1.2 Einrichtung von Landesgremien
Rz. 3
§ 90a Abs. 1 ist eine Ermächtigungsnorm. Die Bundesländer haben im Rahmen der allgemeinen Daseinsfürsorge die Pflicht, eine flächendeckende, umfassende medizinische Versorgung sicherzustellen. Diese Verpflichtung ist der gesetzlichen Sicherstellungspflicht einer Kassenärztlichen Vereinigung (KV) für die Versicherten der gesetzlichen Krankenversicherung übergeordnet, sodass ein Bundesland sich um die Sicherstellung der medizinischen Versorgung seiner Bürgerinnen und Bürger kümmern muss, wenn im Bundesland irgendwelche medizinischen Sicherstellungsprobleme bestehen. Auf Drängen der Bundesländer ist mit Wirkung zum 1.1.2012 durch die Vorschrift die Option geschaffen worden, in allen Bundesländern Landesgremien einzurichten, in denen Empfehlungen zu sektorenübergreifenden Versorgungsfragen abgegeben werden können, aber nicht müssen.
Rz. 4
Mit dem gemeinsamen Landesgremium sind die Voraussetzungen für eine landesbezogene Möglichkeit geschaffen worden, den Landesausschuss der Ärzte und Krankenkassen (vgl. § 90) bei seinen Entscheidungen zur sektorenübergreifenden Sicherstellung der ambulanten und stationären ärztlichen Versorgung durch ein anders zusammengesetztes Fachgremium zu unterstützen. Außerdem können in dem Landesgremium sektorenübergreifende Versorgungsfragen und in diesem Zusammenhang auch die Fragen zur spezialfachärztlichen Versorgung nach § 116b erörtert werden. Während im ambulanten Bereich die Kassenärztliche Vereinigung gemeinsam mit den Krankenkassen die Bedarfsplanung ohne Mitentscheidungsrecht des Landes gestaltet, hat das Land im Bereich der akut-stationären Krankenhausplanung im Wesentlichen ein Alleinentscheidungsrecht. Im Reha-Bereich vollzieht sich die Bedarfsdeckung durch Verträge der Krankenkassen mit einzelnen Leistungserbringern. Die Versorgungsplanung innerhalb der jeweiligen Leistungssektoren geschieht dabei nach eigenen Regeln, mit unterschiedlichen Akteuren sowie unterschiedlichen Zielsetzungen und Prioritäten. Ob es deshalb zur Bildung des gemeinsamen Landesgremiums kommt, hängt vom Recht des jeweiligen Landes ab.
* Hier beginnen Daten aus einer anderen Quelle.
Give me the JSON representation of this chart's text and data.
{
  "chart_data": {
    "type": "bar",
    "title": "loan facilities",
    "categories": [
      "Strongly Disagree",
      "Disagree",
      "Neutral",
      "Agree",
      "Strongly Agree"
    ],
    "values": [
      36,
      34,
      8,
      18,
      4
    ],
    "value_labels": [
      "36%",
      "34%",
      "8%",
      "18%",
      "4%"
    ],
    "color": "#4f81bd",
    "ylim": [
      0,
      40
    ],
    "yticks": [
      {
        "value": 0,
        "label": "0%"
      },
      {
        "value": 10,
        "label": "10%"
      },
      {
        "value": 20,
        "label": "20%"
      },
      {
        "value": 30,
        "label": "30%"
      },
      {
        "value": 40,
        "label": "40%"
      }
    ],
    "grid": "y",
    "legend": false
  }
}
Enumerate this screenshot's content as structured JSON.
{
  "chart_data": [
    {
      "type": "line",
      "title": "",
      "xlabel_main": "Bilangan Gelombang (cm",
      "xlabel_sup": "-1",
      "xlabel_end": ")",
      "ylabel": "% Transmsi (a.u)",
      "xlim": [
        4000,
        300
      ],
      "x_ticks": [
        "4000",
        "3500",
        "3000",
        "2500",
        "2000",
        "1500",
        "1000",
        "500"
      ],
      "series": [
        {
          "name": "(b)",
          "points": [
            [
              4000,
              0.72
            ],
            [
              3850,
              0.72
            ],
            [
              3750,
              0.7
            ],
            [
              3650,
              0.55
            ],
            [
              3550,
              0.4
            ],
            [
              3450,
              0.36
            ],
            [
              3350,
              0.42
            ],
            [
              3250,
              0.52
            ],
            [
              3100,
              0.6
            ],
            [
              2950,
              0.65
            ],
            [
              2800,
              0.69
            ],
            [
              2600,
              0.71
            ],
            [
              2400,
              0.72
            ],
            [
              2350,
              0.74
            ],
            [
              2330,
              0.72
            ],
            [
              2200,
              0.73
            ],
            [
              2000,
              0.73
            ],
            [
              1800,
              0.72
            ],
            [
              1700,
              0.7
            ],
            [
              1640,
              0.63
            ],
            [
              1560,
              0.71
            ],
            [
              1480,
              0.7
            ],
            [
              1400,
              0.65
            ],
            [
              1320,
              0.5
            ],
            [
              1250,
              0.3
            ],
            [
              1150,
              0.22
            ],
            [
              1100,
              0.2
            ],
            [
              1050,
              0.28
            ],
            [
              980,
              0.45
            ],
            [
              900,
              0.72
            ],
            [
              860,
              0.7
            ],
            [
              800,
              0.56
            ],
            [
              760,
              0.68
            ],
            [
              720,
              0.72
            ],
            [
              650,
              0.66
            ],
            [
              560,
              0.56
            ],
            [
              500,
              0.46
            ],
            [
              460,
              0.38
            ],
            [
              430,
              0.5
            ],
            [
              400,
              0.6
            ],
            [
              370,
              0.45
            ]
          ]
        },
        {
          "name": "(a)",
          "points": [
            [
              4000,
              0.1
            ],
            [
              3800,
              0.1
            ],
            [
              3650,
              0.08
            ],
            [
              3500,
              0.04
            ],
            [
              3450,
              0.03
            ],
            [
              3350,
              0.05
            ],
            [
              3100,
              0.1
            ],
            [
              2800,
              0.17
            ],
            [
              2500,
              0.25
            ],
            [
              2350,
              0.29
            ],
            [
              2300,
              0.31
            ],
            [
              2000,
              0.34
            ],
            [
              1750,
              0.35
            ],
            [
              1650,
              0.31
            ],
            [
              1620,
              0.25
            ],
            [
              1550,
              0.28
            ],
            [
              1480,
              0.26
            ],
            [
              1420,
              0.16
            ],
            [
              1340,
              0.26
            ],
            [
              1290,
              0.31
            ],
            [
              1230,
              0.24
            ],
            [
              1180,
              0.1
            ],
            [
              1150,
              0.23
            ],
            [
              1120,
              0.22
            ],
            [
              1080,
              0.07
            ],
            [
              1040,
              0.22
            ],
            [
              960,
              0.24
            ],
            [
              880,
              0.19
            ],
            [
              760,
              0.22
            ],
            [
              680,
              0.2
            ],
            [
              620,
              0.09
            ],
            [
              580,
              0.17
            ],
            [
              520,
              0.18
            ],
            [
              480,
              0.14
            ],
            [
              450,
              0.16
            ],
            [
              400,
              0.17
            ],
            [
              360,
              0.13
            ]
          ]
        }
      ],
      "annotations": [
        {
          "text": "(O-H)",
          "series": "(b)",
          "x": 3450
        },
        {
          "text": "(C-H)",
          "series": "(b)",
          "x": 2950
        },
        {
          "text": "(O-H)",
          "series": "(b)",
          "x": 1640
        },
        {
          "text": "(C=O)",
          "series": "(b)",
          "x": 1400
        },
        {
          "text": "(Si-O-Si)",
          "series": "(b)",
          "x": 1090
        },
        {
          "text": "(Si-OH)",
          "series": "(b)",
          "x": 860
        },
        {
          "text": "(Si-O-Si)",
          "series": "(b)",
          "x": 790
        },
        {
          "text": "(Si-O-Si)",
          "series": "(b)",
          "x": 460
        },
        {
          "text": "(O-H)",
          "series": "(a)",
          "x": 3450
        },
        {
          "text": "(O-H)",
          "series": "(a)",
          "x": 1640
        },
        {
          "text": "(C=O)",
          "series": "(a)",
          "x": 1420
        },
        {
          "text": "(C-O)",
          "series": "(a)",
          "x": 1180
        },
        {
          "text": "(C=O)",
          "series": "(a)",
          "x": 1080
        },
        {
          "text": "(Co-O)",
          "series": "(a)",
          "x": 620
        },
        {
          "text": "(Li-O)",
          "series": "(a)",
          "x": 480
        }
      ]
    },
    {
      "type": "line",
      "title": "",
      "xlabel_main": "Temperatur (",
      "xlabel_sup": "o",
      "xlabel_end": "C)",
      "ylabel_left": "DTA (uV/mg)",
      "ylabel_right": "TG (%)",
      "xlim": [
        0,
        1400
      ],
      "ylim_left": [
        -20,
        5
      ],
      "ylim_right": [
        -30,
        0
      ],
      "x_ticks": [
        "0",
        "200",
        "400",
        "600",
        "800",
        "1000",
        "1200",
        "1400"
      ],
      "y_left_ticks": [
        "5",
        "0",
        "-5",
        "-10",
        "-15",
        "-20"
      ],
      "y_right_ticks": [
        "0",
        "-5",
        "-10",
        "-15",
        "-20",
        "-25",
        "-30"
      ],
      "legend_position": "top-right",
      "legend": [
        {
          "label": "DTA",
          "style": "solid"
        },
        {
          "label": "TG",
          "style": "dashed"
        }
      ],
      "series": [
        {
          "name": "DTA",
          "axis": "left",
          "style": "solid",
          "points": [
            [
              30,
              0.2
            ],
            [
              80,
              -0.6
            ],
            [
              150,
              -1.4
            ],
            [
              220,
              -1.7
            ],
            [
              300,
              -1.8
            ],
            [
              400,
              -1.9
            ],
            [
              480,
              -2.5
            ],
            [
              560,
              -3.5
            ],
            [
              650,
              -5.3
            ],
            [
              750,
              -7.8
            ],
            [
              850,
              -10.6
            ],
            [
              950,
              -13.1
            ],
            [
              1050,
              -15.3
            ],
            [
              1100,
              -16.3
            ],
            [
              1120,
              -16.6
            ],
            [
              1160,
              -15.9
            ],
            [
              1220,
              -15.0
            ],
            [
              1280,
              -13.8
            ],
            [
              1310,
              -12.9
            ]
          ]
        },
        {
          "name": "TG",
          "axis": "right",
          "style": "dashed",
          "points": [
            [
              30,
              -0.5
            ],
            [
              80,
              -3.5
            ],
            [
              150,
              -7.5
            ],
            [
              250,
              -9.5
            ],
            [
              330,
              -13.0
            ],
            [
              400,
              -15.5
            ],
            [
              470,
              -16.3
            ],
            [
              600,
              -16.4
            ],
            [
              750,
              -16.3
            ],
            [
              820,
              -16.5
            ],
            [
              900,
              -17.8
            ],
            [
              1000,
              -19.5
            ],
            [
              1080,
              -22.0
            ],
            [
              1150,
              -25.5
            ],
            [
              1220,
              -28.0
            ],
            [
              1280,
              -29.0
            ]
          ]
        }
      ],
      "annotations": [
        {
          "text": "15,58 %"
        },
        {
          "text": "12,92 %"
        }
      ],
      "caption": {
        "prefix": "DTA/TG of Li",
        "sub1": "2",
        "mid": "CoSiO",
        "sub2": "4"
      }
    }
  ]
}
Inzwischen sind in fast allen Bundesländern solche Gremien eingerichtet oder die Einrichtung steht kurz bevor.
Rz. 5
Der Begriff der sektorenübergreifenden Versorgung ist vom Gesetzgeber nicht festgelegt worden, was kritisch zu sehen ist, weil damit Unklarheiten bleiben (Huster, in: Becker/Kingreen, SGB V, § 140a Rz. 8). Nach Auffassung des BSG (Urteil v.6.2.2008, B 6 KA 27/07 R) ist der Begriff der integrierten und damit der sektorenübergreifenden Versorgung aus ihrem Zweck heraus zu bestimmen. Die Zielrichtung dieser Versorgungsform bestehe zunächst darin, die starren Grenzen zwischen ambulanter und stationärer Versorgung zu durchbrechen und den Krankenkassen die Möglichkeit zu schaffen, außerhalb der bisherigen Regelversorgung eine alternative Versorgungsstruktur zu eröffnen. Für die vertragsärztliche Versorgung sind die Ausführungen des BSG ausreichend Anlass, die verschiedenen Leistungssektoren zu verzahnen, um eine wirtschaftliche Versorgung zu gewährleisten und um auch die medizinischen Handlungsabläufe zu verbessern, Wartezeiten zu verkürzen und Doppeluntersuchungen zu vermeiden. Inwieweit die Gemeinsamen Landesgremien auf die Bedarfsplanung einwirken, bleibt jedem selbst überlassen. Die Regelung des § 90a ist mit dem Defizit behaftet, dass seine Beschlüsse nicht verbindlich sind. Gleichwohl soll die Missachtung Gegenstand eines sozialgerichtlichen Verfahrens sein können (Vahldiek, in: Hauck/Noftz, SGB V, § 90a Rz. 3).
Rz. 6
Die Verwendung des Begriffs Gremium ist ungewöhnlich und macht die rechtliche Zuordnung schwierig. Sachlich ist...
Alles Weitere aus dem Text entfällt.